Dallas, Texas 05/05/2014 (FINANCIALSTRENDS) – Frontier Communications Corp (NASDAQ:FTR) may have bought-into $2 billion worth of AT&Tsbusiness, but has apparently lost out on union’s trust. Amidst last minute confirmation that nearly 1,500 jobs of localities would come under the chopper, the Union of AT&T wireline workers of Connecticut will on Friday go on strike.
Frontier Communications Corp (NASDAQ:FTR) has been quick to deny any jobs cuts and has issued a statement, from its Stamford offices: “Frontier has no plans to eliminate jobs in Connecticut. In fact, we are planning to grow our workforce in the state.”
Wireline Worker Trouble
Protracted talks between the executives at Frontier Communications Corp (NASDAQ:FTR) and local union called, Communications Workers of America CWA, Local 1298,on Friday concluded only in altercations.
The union has more than 2,300 workers as members belonging to two work streams. These workers belong to AT&Ts core work stream as well as the U-verse TV plus Internet business of Connecticut region. The key aspect of the union memberships is the fact that many of these workers would soon be part of Frontiers work force.
However, there is major unrest following legacy issues with salaries the workers are being paid as well. The first line of worker elimination is with respect to non-field workers. Those workers who are not directly involved on the field are expected to be removed.

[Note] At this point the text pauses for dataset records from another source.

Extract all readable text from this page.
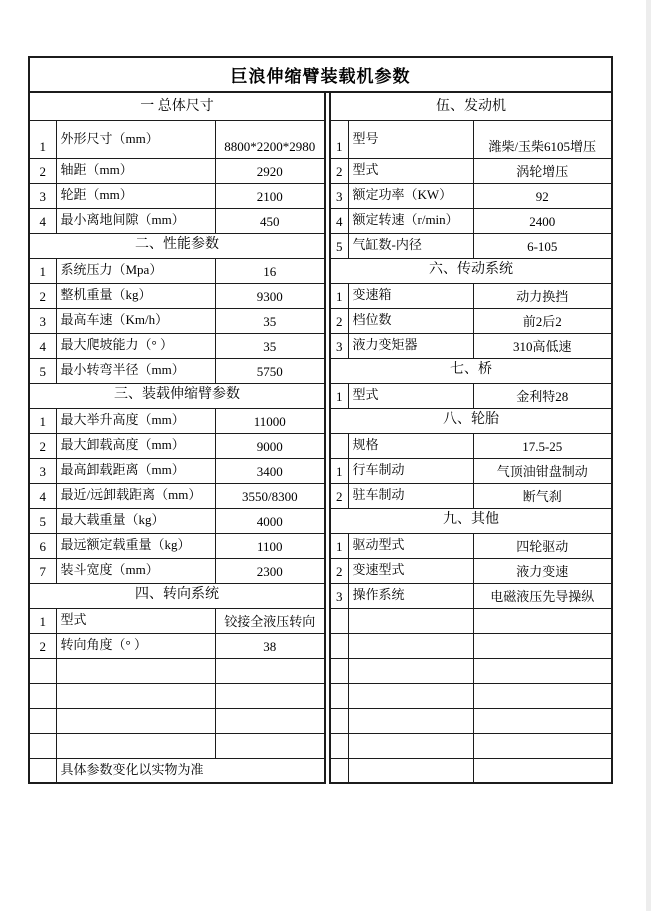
巨浪伸缩臂装载机参数
一 总体尺寸		
1	外形尺寸（mm）	8800*2200*2980
2	轴距（mm）	2920
3	轮距（mm）	2100
4	最小离地间隙（mm）	450
二、性能参数		
1	系统压力（Mpa）	16
2	整机重量（kg）	9300
3	最高车速（Km/h）	35
4	最大爬坡能力（° ）	35
5	最小转弯半径（mm）	5750
三、装载伸缩臂参数		
1	最大举升高度（mm）	11000
2	最大卸载高度（mm）	9000
3	最高卸载距离（mm）	3400
4	最近/远卸载距离（mm）	3550/8300
5	最大载重量（kg）	4000
6	最远额定载重量（kg）	1100
7	装斗宽度（mm）	2300
四、转向系统		
1	型式	铰接全液压转向
2	转向角度（° ）	38

	具体参数变化以实物为准	
伍、发动机		
1	型号	潍柴/玉柴6105增压
2	型式	涡轮增压
3	额定功率（KW）	92
4	额定转速（r/min）	2400
5	气缸数-内径	6-105
六、传动系统		
1	变速箱	动力换挡
2	档位数	前2后2
3	液力变矩器	310高低速
七、桥		
1	型式	金利特28
八、轮胎		
	规格	17.5-25
1	行车制动	气顶油钳盘制动
2	驻车制动	断气刹
九、其他		
1	驱动型式	四轮驱动
2	变速型式	液力变速
3	操作系统	电磁液压先导操纵
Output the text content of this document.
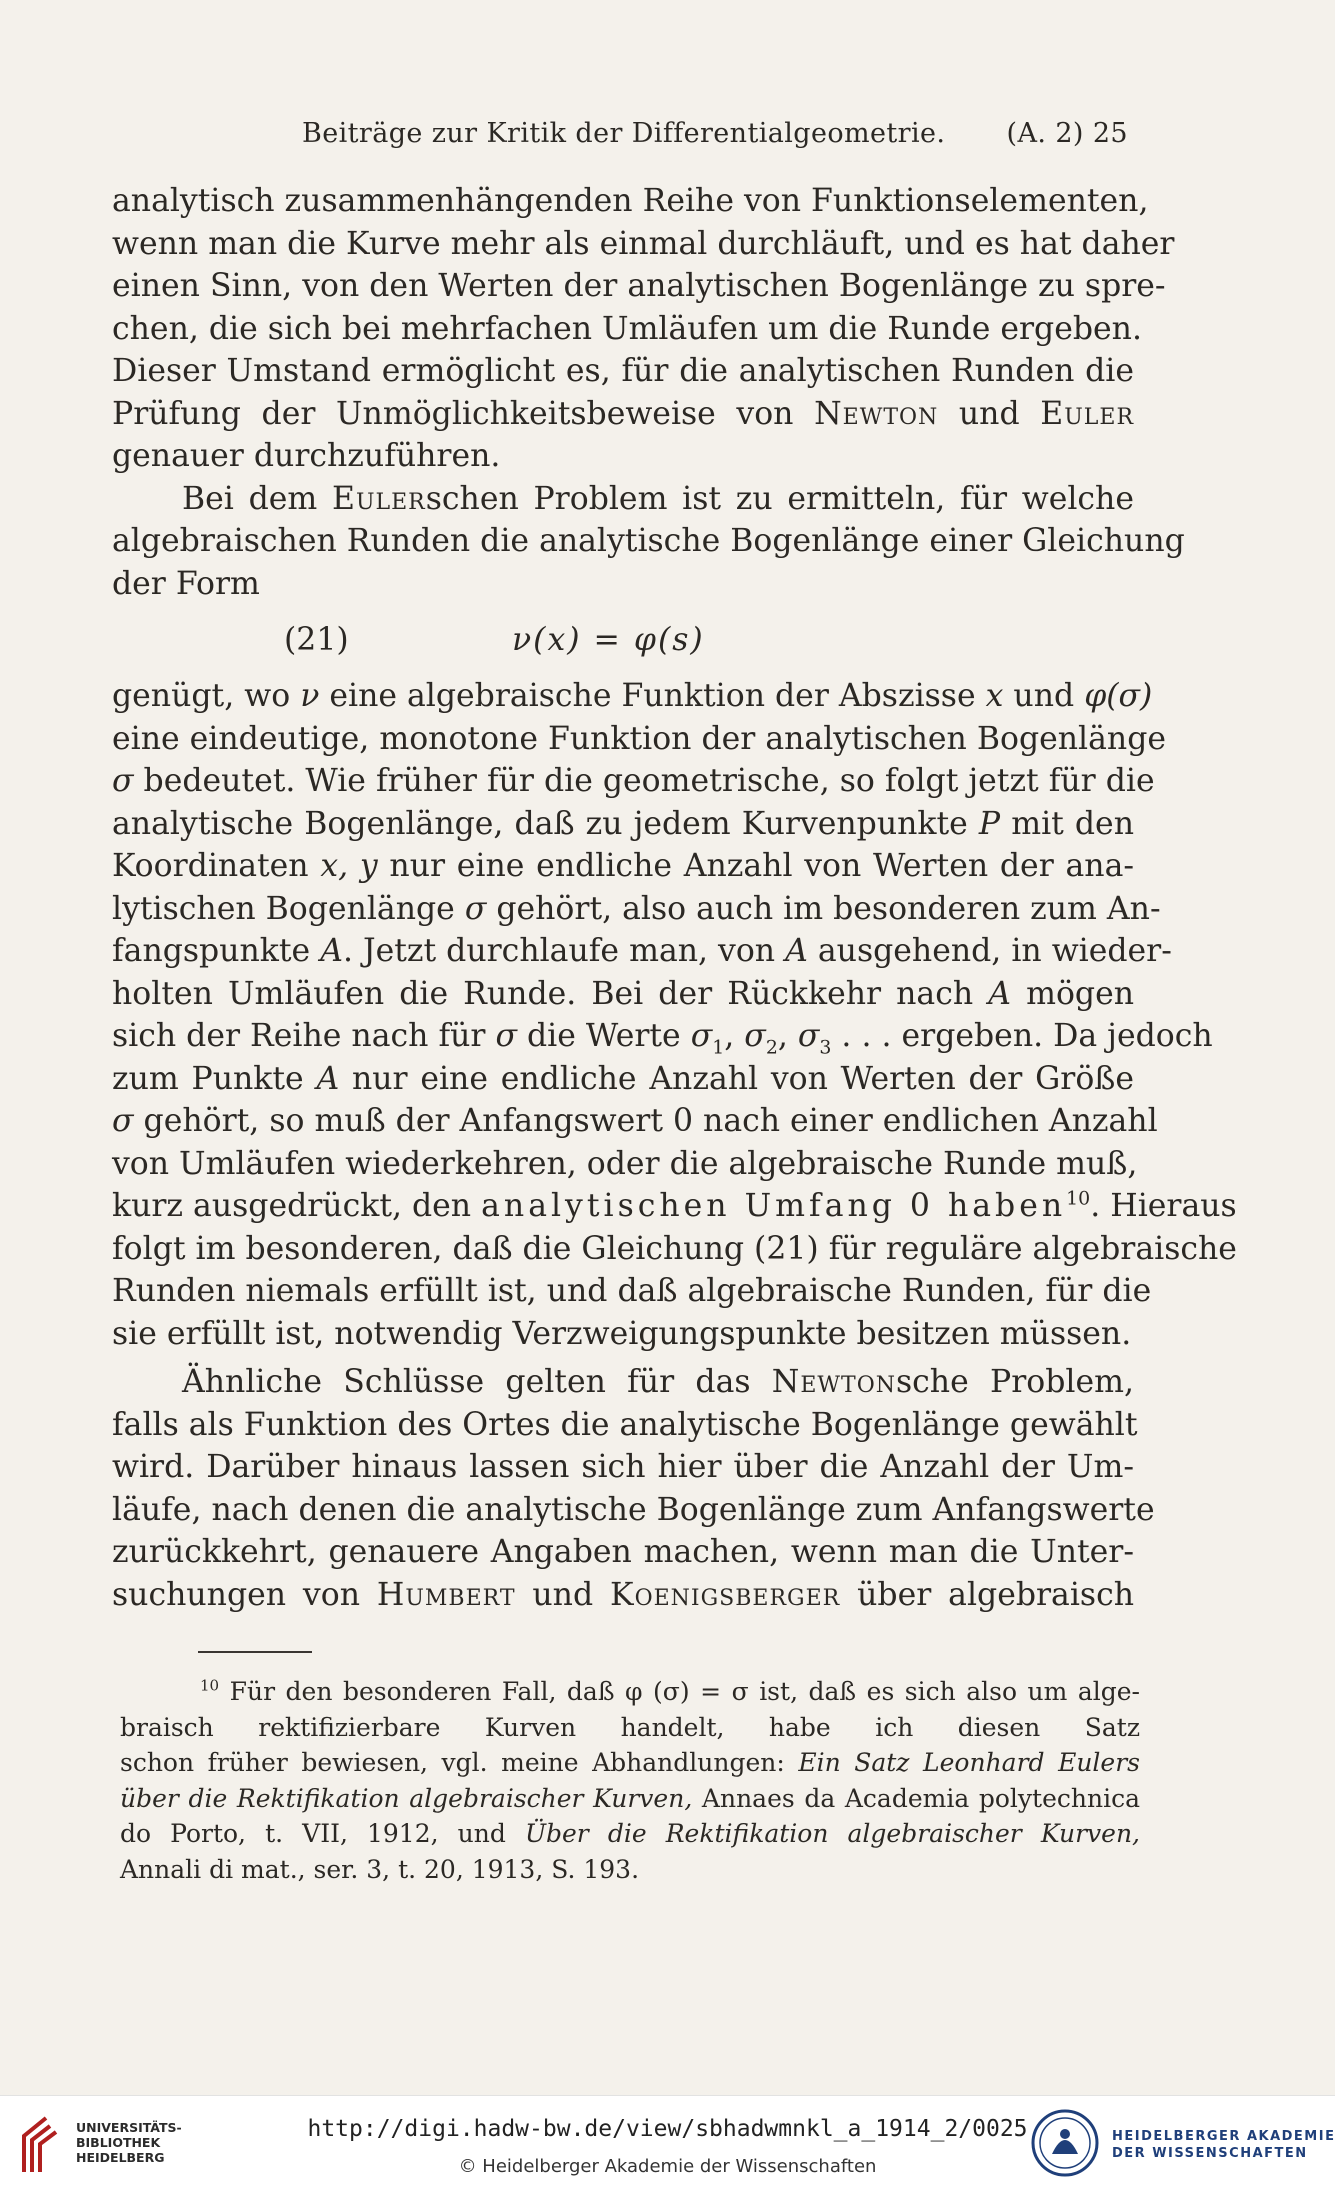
Beiträge zur Kritik der Differentialgeometrie. (A. 2) 25
analytisch zusammenhängenden Reihe von Funktionselementen,
wenn man die Kurve mehr als einmal durchläuft, und es hat daher
einen Sinn, von den Werten der analytischen Bogenlänge zu spre-
chen, die sich bei mehrfachen Umläufen um die Runde ergeben.
Dieser Umstand ermöglicht es, für die analytischen Runden die
Prüfung der Unmöglichkeitsbeweise von Newton und Euler
genauer durchzuführen.
Bei dem Eulerschen Problem ist zu ermitteln, für welche
algebraischen Runden die analytische Bogenlänge einer Gleichung
der Form
(21)	ν(x) = φ(s)
genügt, wo ν eine algebraische Funktion der Abszisse x und φ(σ)
eine eindeutige, monotone Funktion der analytischen Bogenlänge
σ bedeutet. Wie früher für die geometrische, so folgt jetzt für die
analytische Bogenlänge, daß zu jedem Kurvenpunkte P mit den
Koordinaten x, y nur eine endliche Anzahl von Werten der ana-
lytischen Bogenlänge σ gehört, also auch im besonderen zum An-
fangspunkte A. Jetzt durchlaufe man, von A ausgehend, in wieder-
holten Umläufen die Runde. Bei der Rückkehr nach A mögen
sich der Reihe nach für σ die Werte $\sigma_1$, $\sigma_2$, $\sigma_3$ . . . ergeben. Da jedoch
zum Punkte A nur eine endliche Anzahl von Werten der Größe
σ gehört, so muß der Anfangswert 0 nach einer endlichen Anzahl
von Umläufen wiederkehren, oder die algebraische Runde muß,
kurz ausgedrückt, den analytischen Umfang 0 haben$^{10}$. Hieraus
folgt im besonderen, daß die Gleichung (21) für reguläre algebraische
Runden niemals erfüllt ist, und daß algebraische Runden, für die
sie erfüllt ist, notwendig Verzweigungspunkte besitzen müssen.
Ähnliche Schlüsse gelten für das Newtonsche Problem,
falls als Funktion des Ortes die analytische Bogenlänge gewählt
wird. Darüber hinaus lassen sich hier über die Anzahl der Um-
läufe, nach denen die analytische Bogenlänge zum Anfangswerte
zurückkehrt, genauere Angaben machen, wenn man die Unter-
suchungen von Humbert und Koenigsberger über algebraisch
$^{10}$ Für den besonderen Fall, daß φ (σ) = σ ist, daß es sich also um alge-
braisch rektifizierbare Kurven handelt, habe ich diesen Satz
schon früher bewiesen, vgl. meine Abhandlungen: Ein Satz Leonhard Eulers
über die Rektifikation algebraischer Kurven, Annaes da Academia polytechnica
do Porto, t. VII, 1912, und Über die Rektifikation algebraischer Kurven,
Annali di mat., ser. 3, t. 20, 1913, S. 193.
UNIVERSITÄTS-
BIBLIOTHEK
HEIDELBERG
http://digi.hadw-bw.de/view/sbhadwmnkl_a_1914_2/0025
© Heidelberger Akademie der Wissenschaften
HEIDELBERGER AKADEMIE
DER WISSENSCHAFTEN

Historically, AT&T has mentioned time and again that for nearly most union members whose job was cut was always offered jobs.

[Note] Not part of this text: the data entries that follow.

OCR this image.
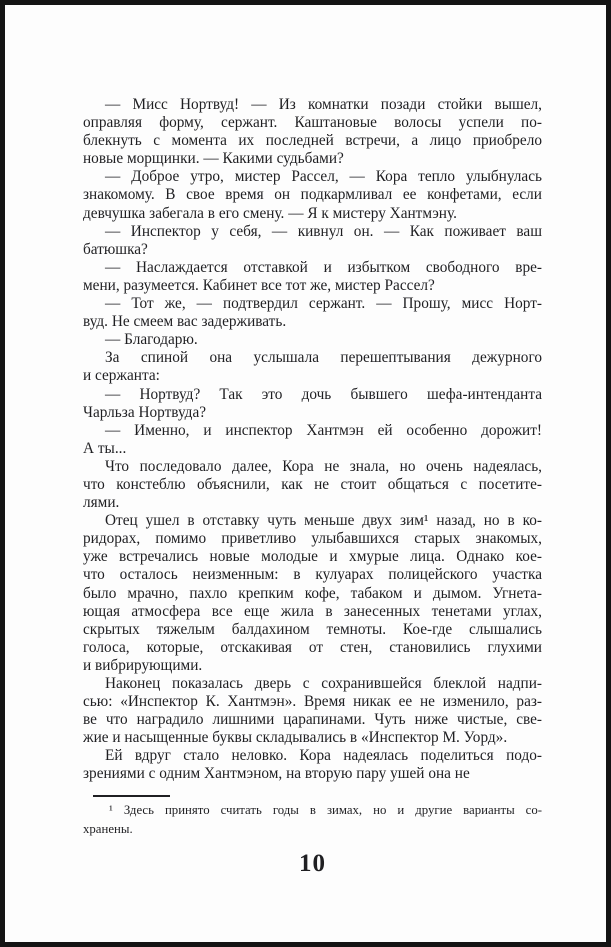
— Мисс Нортвуд! — Из комнатки позади стойки вышел,
оправляя форму, сержант. Каштановые волосы успели по-
блекнуть с момента их последней встречи, а лицо приобрело
новые морщинки. — Какими судьбами?
— Доброе утро, мистер Рассел, — Кора тепло улыбнулась
знакомому. В свое время он подкармливал ее конфетами, если
девчушка забегала в его смену. — Я к мистеру Хантмэну.
— Инспектор у себя, — кивнул он. — Как поживает ваш
батюшка?
— Наслаждается отставкой и избытком свободного вре-
мени, разумеется. Кабинет все тот же, мистер Рассел?
— Тот же, — подтвердил сержант. — Прошу, мисс Норт-
вуд. Не смеем вас задерживать.
— Благодарю.
За спиной она услышала перешептывания дежурного
и сержанта:
— Нортвуд? Так это дочь бывшего шефа-интенданта
Чарльза Нортвуда?
— Именно, и инспектор Хантмэн ей особенно дорожит!
А ты...
Что последовало далее, Кора не знала, но очень надеялась,
что констеблю объяснили, как не стоит общаться с посетите-
лями.
Отец ушел в отставку чуть меньше двух зим¹ назад, но в ко-
ридорах, помимо приветливо улыбавшихся старых знакомых,
уже встречались новые молодые и хмурые лица. Однако кое-
что осталось неизменным: в кулуарах полицейского участка
было мрачно, пахло крепким кофе, табаком и дымом. Угнета-
ющая атмосфера все еще жила в занесенных тенетами углах,
скрытых тяжелым балдахином темноты. Кое-где слышались
голоса, которые, отскакивая от стен, становились глухими
и вибрирующими.
Наконец показалась дверь с сохранившейся блеклой надпи-
сью: «Инспектор К. Хантмэн». Время никак ее не изменило, раз-
ве что наградило лишними царапинами. Чуть ниже чистые, све-
жие и насыщенные буквы складывались в «Инспектор М. Уорд».
Ей вдруг стало неловко. Кора надеялась поделиться подо-
зрениями с одним Хантмэном, на вторую пару ушей она не
¹ Здесь принято считать годы в зимах, но и другие варианты со-
хранены.
10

The last worker contract by AT&T had been in 2012, and had been effect nearly 16 months after expiration agreement. However, when AT&T chose to strike a $2billion deal with Frontier Communications, CWA has hired a lawyer as well as economist to help build up their plea.
Frontier has substantiated that part of the services, “approximately 75 percent of AT&T’s call center employees will be in training to learn Frontier’s systemsand once the training has been complete, all Connecticut call volume will return to Connecticut call centers.”